Claude will extract bearing designations, operating speeds, and automatically calculate fault frequencies.
1. Read the specifications from pump_manual.pdf
2. Look up the bearing geometry for SKF 6205-2RS
3. Calculate the characteristic frequencies at 1475 RPM
4. Run envelope analysis on pump_vibration.csv looking for those frequencies
5. Generate a report with your findings
Claude handles all five steps automatically, chaining the tools together.
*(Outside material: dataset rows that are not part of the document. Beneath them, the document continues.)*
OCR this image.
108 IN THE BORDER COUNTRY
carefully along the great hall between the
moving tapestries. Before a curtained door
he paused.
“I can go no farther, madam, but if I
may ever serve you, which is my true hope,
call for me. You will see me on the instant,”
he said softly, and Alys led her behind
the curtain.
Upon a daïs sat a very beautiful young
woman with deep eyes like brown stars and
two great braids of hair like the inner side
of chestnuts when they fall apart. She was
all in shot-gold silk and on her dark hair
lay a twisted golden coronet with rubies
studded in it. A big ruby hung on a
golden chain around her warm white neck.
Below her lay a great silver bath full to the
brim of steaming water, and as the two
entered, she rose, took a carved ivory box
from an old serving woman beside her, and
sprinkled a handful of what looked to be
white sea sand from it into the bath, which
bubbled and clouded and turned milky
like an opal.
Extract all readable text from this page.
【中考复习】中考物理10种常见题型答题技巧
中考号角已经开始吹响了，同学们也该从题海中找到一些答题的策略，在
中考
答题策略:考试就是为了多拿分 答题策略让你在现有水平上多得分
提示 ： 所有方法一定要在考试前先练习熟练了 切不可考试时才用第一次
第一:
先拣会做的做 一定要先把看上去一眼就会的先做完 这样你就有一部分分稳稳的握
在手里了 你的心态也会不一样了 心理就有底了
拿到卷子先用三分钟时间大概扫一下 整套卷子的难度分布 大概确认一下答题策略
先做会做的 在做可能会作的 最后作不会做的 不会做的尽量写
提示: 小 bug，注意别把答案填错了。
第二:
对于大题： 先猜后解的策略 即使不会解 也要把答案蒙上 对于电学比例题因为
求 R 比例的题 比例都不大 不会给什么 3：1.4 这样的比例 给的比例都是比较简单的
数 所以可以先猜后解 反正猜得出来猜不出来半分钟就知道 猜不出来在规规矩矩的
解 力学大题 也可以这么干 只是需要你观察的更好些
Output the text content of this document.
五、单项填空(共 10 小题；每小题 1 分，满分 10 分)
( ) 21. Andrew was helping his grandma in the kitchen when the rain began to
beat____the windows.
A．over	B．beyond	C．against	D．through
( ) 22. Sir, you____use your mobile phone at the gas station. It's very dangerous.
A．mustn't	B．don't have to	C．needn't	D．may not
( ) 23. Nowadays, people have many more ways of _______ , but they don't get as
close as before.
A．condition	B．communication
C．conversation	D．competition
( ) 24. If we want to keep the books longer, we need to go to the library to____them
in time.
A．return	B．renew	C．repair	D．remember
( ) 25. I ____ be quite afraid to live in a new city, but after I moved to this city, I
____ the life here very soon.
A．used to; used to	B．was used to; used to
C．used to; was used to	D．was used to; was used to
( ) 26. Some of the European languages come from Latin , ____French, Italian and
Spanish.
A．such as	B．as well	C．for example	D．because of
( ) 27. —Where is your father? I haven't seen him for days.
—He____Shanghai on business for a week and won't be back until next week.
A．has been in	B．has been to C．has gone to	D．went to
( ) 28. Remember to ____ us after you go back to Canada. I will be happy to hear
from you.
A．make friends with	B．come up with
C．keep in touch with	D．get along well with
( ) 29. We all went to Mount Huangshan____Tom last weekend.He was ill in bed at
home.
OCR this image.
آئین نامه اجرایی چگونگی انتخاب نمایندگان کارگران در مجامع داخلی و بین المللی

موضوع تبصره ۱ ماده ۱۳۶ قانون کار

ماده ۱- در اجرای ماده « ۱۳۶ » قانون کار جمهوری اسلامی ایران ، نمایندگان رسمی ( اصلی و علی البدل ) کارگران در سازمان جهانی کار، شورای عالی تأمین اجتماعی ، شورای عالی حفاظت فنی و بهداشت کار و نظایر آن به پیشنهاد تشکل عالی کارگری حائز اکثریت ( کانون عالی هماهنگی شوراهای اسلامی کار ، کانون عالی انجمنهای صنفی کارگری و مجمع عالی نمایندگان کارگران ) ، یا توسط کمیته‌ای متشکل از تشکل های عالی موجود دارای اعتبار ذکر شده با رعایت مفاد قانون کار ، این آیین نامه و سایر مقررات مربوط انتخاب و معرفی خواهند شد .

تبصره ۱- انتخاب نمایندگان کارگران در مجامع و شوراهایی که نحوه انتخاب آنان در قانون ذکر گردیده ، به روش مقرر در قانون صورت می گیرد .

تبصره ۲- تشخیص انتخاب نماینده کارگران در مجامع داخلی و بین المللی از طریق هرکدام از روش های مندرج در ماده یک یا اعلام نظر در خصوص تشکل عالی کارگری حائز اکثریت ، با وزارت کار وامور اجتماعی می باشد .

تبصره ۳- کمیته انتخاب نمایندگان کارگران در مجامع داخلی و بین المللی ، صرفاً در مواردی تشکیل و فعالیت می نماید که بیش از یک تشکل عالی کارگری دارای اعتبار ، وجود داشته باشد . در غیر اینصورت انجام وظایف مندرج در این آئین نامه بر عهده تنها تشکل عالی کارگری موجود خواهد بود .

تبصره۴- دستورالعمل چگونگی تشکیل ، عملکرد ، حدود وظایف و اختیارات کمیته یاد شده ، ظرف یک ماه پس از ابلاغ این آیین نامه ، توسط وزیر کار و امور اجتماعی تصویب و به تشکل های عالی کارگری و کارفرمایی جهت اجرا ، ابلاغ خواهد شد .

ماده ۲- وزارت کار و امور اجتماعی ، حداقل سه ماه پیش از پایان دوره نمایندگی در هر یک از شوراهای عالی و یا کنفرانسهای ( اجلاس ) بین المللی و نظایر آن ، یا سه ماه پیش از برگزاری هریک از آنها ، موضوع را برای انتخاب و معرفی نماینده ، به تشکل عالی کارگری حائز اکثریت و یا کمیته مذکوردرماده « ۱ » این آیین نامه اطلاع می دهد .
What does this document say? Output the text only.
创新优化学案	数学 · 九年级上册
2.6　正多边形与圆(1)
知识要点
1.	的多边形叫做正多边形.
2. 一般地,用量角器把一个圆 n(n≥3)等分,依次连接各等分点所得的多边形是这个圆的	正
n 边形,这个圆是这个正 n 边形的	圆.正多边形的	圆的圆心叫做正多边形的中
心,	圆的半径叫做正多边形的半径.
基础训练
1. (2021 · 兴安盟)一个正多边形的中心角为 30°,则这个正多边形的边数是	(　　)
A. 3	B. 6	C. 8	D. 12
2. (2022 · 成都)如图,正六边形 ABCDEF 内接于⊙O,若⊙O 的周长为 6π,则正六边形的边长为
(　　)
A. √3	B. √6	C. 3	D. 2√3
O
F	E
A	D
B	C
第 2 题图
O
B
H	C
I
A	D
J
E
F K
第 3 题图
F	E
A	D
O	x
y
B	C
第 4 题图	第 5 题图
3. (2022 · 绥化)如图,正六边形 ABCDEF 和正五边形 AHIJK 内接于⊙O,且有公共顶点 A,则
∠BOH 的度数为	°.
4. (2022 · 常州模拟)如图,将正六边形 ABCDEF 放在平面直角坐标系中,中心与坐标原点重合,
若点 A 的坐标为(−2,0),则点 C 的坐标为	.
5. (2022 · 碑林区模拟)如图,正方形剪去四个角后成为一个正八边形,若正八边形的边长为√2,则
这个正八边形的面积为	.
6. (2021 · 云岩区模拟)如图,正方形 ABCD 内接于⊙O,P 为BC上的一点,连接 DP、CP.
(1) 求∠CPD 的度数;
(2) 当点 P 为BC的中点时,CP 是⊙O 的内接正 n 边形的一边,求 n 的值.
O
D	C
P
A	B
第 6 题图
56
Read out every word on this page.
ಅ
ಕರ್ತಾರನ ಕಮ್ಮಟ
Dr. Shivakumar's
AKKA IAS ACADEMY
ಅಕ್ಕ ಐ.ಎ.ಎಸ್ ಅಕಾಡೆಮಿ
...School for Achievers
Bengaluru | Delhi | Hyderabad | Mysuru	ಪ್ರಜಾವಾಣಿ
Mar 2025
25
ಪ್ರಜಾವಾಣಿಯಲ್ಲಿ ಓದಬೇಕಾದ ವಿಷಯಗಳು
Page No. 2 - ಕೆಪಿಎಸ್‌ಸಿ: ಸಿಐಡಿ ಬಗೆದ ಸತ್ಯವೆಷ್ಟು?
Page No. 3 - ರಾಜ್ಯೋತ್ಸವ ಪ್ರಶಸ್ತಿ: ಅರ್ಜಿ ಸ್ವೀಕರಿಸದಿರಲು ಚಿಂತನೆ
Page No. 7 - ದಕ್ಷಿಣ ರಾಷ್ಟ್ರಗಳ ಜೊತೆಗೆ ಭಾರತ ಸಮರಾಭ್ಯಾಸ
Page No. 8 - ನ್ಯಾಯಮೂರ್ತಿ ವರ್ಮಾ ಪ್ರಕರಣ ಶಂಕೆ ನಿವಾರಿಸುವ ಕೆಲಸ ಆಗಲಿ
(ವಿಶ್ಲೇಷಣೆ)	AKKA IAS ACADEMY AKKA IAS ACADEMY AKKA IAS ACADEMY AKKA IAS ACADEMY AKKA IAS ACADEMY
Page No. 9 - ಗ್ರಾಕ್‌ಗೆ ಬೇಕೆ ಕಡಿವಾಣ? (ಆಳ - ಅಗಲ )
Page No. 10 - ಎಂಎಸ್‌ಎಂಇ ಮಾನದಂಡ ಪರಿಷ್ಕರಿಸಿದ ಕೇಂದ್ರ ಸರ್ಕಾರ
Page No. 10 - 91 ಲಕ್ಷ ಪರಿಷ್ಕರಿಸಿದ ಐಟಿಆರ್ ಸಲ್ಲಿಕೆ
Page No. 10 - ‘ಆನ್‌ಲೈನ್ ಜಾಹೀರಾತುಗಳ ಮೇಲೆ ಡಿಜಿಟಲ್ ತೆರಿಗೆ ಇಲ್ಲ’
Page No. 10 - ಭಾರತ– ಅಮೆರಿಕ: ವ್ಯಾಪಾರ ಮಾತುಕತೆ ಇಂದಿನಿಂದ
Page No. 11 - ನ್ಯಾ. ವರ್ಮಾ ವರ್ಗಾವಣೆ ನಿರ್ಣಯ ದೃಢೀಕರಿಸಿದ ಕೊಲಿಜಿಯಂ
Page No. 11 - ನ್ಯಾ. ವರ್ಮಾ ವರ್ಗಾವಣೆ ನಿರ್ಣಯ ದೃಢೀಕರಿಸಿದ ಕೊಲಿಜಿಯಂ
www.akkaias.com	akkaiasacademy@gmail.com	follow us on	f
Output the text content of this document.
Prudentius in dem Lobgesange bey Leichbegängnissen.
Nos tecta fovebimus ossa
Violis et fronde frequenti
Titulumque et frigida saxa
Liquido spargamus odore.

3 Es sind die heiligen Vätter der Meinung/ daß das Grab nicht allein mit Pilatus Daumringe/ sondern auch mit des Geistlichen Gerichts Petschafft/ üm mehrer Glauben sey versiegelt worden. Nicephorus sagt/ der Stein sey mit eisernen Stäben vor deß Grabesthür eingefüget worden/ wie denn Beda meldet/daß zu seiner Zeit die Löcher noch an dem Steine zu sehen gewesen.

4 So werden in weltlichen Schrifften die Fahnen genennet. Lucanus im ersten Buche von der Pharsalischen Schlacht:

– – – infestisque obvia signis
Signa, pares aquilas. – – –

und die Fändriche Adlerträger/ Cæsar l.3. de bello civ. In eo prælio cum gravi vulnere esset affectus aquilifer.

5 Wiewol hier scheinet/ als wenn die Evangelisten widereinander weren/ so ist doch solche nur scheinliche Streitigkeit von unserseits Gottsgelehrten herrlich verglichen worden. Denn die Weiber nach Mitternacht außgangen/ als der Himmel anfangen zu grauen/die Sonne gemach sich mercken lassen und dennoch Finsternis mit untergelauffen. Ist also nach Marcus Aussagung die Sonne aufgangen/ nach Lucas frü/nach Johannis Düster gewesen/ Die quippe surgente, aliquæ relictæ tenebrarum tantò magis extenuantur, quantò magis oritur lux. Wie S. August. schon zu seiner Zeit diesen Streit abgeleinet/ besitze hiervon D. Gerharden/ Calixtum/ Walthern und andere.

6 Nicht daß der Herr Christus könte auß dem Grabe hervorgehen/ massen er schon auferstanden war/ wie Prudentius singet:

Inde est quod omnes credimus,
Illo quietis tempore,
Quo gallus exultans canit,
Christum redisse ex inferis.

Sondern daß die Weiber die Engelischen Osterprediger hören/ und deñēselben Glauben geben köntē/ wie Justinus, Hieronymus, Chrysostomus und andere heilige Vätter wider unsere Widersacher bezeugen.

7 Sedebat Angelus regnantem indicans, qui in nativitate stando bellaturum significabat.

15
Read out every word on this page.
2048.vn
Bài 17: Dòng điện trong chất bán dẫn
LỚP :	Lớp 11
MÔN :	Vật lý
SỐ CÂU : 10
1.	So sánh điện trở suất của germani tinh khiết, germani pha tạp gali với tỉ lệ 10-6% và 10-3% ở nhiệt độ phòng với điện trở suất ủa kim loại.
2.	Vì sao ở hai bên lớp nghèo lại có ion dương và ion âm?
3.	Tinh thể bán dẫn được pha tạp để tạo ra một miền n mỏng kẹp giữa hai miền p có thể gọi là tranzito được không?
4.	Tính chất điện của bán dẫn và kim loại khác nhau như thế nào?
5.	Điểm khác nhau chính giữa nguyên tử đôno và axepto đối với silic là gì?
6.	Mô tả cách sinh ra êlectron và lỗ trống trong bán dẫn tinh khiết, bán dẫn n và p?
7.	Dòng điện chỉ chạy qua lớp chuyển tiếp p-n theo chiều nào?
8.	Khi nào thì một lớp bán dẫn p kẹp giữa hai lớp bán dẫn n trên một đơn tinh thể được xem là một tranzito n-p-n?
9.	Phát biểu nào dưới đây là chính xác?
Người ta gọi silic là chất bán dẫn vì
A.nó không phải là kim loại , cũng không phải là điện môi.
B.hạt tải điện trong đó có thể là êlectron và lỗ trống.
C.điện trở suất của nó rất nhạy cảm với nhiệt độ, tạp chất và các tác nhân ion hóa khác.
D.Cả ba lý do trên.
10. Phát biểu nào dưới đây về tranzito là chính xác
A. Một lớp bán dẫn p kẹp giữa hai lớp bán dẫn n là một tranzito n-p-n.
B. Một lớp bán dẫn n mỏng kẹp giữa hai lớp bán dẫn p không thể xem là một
Generate ISO 20816-3 reports for all the training signals
Train an anomaly detection model using baseline_1.csv and baseline_2.csv
as healthy references. Then evaluate all the fault signals against it.
| Problem | Solution |
|---|---|
| Claude doesn't see the server | Restart Claude Desktop completely. Check paths in config. |
| "Server not found" error | Make sure you used absolute paths in the config file |
| Python not found | Download from python.org — version 3.11 or 3.12 |
| Reports don't open | Navigate to the reports/ folder and double-click the HTML file |
📖 More help: See INSTALL.md → Troubleshooting section
- 📚 Explore more workflows: EXAMPLES.md has 7 complete step-by-step tutorials
- 📊 Add your own data: Copy CSV files and manuals to start analyzing your real machinery
- 🤝 Give feedback: Your real-world experience is invaluable — tell us what worked and what didn't
- 🔧 Help validate: Even without coding, you can help by testing diagnostic accuracy with your data
You are the expert on your machines. This tool gives you an AI assistant that speaks your language.